The Random Forest and Decision Tree models, though less accurate than the boosting-based models, still achieved acceptable results, suggesting that tree-based architectures are well suited for ship speed prediction. The BPNN, despite its flexibility, showed moderate prediction accuracy, likely due to its sensitivity to hyperparameter tuning and potential to overfit on limited data. SVR performed the poorest among all models, struggling to capture the intricacies of the data distribution, especially under high environmental variability.

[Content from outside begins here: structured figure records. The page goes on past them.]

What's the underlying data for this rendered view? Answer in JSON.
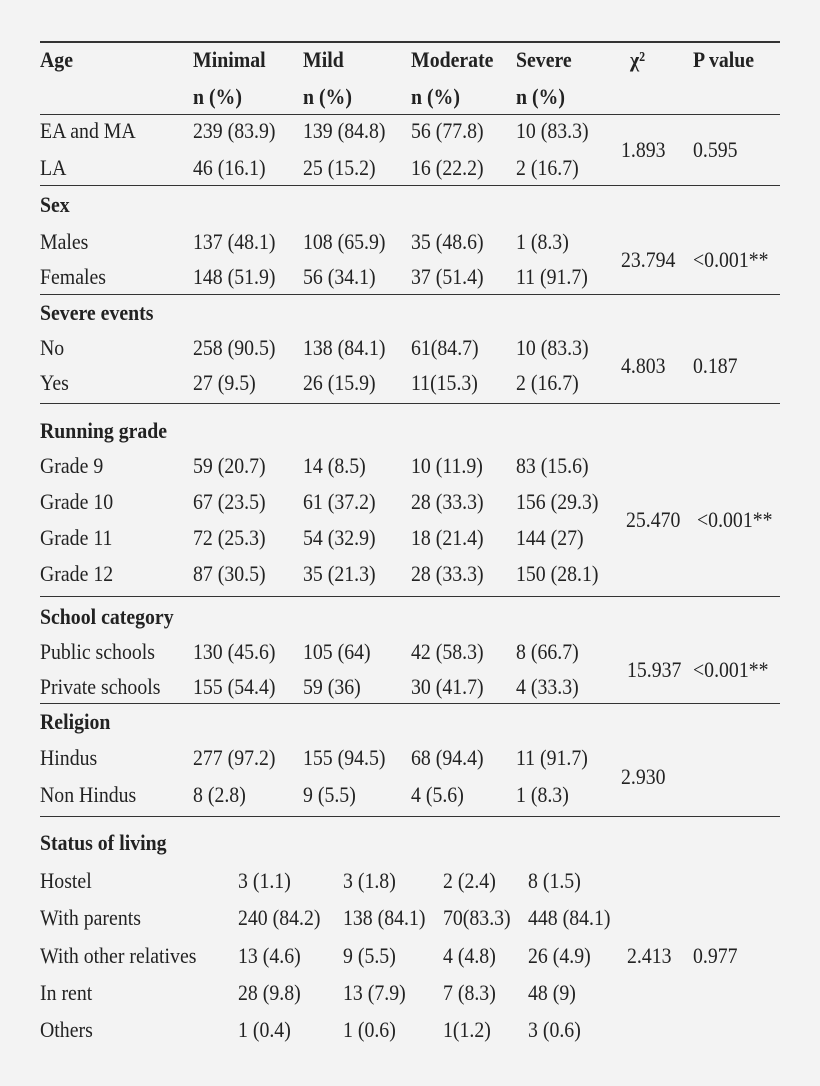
{
  "header": {
    "columns": [
      "Age",
      "Minimal",
      "Mild",
      "Moderate",
      "Severe",
      "χ²",
      "P value"
    ],
    "subheaders": [
      "n (%)",
      "n (%)",
      "n (%)",
      "n (%)"
    ]
  },
  "sections": [
    {
      "rows": [
        {
          "label": "EA and MA",
          "values": [
            "239 (83.9)",
            "139 (84.8)",
            "56 (77.8)",
            "10 (83.3)"
          ]
        },
        {
          "label": "LA",
          "values": [
            "46 (16.1)",
            "25 (15.2)",
            "16 (22.2)",
            "2 (16.7)"
          ]
        }
      ],
      "chi": "1.893",
      "p": "0.595"
    },
    {
      "title": "Sex",
      "rows": [
        {
          "label": "Males",
          "values": [
            "137 (48.1)",
            "108 (65.9)",
            "35 (48.6)",
            "1 (8.3)"
          ]
        },
        {
          "label": "Females",
          "values": [
            "148 (51.9)",
            "56 (34.1)",
            "37 (51.4)",
            "11 (91.7)"
          ]
        }
      ],
      "chi": "23.794",
      "p": "<0.001**"
    },
    {
      "title": "Severe events",
      "rows": [
        {
          "label": "No",
          "values": [
            "258 (90.5)",
            "138 (84.1)",
            "61(84.7)",
            "10 (83.3)"
          ]
        },
        {
          "label": "Yes",
          "values": [
            "27 (9.5)",
            "26 (15.9)",
            "11(15.3)",
            "2 (16.7)"
          ]
        }
      ],
      "chi": "4.803",
      "p": "0.187"
    },
    {
      "title": "Running grade",
      "rows": [
        {
          "label": "Grade 9",
          "values": [
            "59 (20.7)",
            "14 (8.5)",
            "10 (11.9)",
            "83 (15.6)"
          ]
        },
        {
          "label": "Grade 10",
          "values": [
            "67 (23.5)",
            "61 (37.2)",
            "28 (33.3)",
            "156 (29.3)"
          ]
        },
        {
          "label": "Grade 11",
          "values": [
            "72 (25.3)",
            "54 (32.9)",
            "18 (21.4)",
            "144 (27)"
          ]
        },
        {
          "label": "Grade 12",
          "values": [
            "87 (30.5)",
            "35 (21.3)",
            "28 (33.3)",
            "150 (28.1)"
          ]
        }
      ],
      "chi": "25.470",
      "p": "<0.001**"
    },
    {
      "title": "School category",
      "rows": [
        {
          "label": "Public schools",
          "values": [
            "130 (45.6)",
            "105 (64)",
            "42 (58.3)",
            "8 (66.7)"
          ]
        },
        {
          "label": "Private schools",
          "values": [
            "155 (54.4)",
            "59 (36)",
            "30 (41.7)",
            "4 (33.3)"
          ]
        }
      ],
      "chi": "15.937",
      "p": "<0.001**"
    },
    {
      "title": "Religion",
      "rows": [
        {
          "label": "Hindus",
          "values": [
            "277 (97.2)",
            "155 (94.5)",
            "68 (94.4)",
            "11 (91.7)"
          ]
        },
        {
          "label": "Non Hindus",
          "values": [
            "8 (2.8)",
            "9 (5.5)",
            "4 (5.6)",
            "1 (8.3)"
          ]
        }
      ],
      "chi": "2.930"
    },
    {
      "title": "Status of living",
      "rows": [
        {
          "label": "Hostel",
          "values": [
            "3 (1.1)",
            "3 (1.8)",
            "2 (2.4)",
            "8 (1.5)"
          ]
        },
        {
          "label": "With parents",
          "values": [
            "240 (84.2)",
            "138 (84.1)",
            "70(83.3)",
            "448 (84.1)"
          ]
        },
        {
          "label": "With other relatives",
          "values": [
            "13 (4.6)",
            "9 (5.5)",
            "4 (4.8)",
            "26 (4.9)"
          ]
        },
        {
          "label": "In rent",
          "values": [
            "28 (9.8)",
            "13 (7.9)",
            "7 (8.3)",
            "48 (9)"
          ]
        },
        {
          "label": "Others",
          "values": [
            "1 (0.4)",
            "1 (0.6)",
            "1(1.2)",
            "3 (0.6)"
          ]
        }
      ],
      "chi": "2.413",
      "p": "0.977"
    }
  ]
}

4.2. Factors Affecting Prediction Accuracy
Several factors were found to influence the prediction accuracy of the models:
- (1)
Sensor-based shipboard observations often include noise, missing values, or asynchronous measurements. Models such as LightGBM and XGBoost are inherently robust to such imperfections due to built-in regularization and handling of missing data.
- (2)
The inclusion of key environmental and operational variables—such as wind speed, wind direction, wave height, and course—was critical. These features have strong physical correlations with ship resistance and propulsion efficiency, directly affecting speed.
- (3)
Ensemble models benefited from well-optimized hyperparameters and were less sensitive to overfitting compared to neural networks. On the other hand, simpler models like SVR suffered due to their limited capacity to handle nonlinearity and feature interaction.
- (4)
The range and variability in the training data also impacted model generalization. LightGBM’s leaf-wise growth strategy allowed it to learn more specific patterns when sufficient diverse data were available.
4.3. Comparison with Existing Research
The findings of this study are consistent with the existing literature in the field of maritime machine learning applications. Previous research, such as that by Coraddu et al. [
6], has also shown that ensemble methods outperform traditional regression and support vector-based approaches in ship performance prediction tasks.
Our results reinforce the trend observed in recent works toward the adoption of gradient boosting frameworks, which provide a balance between accuracy, interpretability, and computational efficiency. While earlier studies often focused on limited feature sets or simpler models, this study extends the analysis with a comprehensive dataset and detailed hyperparameter optimization across multiple model families.
4.4. Application Prospects and Limitations
The high predictive accuracy of boosting-based models like LightGBM suggests strong potential for real-world deployment in intelligent ship routing systems, performance monitoring platforms, and fuel efficiency optimization tools. These models can be embedded within decision-support systems for voyage planning, enabling more accurate speed forecasting under varying environmental conditions, and supporting strategies for emission reduction and energy savings. However, several limitations must be acknowledged:
- (1)
The models were trained on data from a specific vessel or voyage pattern. Their performance on other ship types, routes, or climatic conditions may vary and require retraining or transfer learning.
- (2)
Although feature importance metrics are available, models like LightGBM and XGBoost still function as “black boxes” to some extent, which may limit interpretability in critical decision-making scenarios.
- (3)
While the models are computationally efficient during inference, real-time deployment requires integration with onboard systems and robust preprocessing pipelines to handle live sensor data and maintain data quality.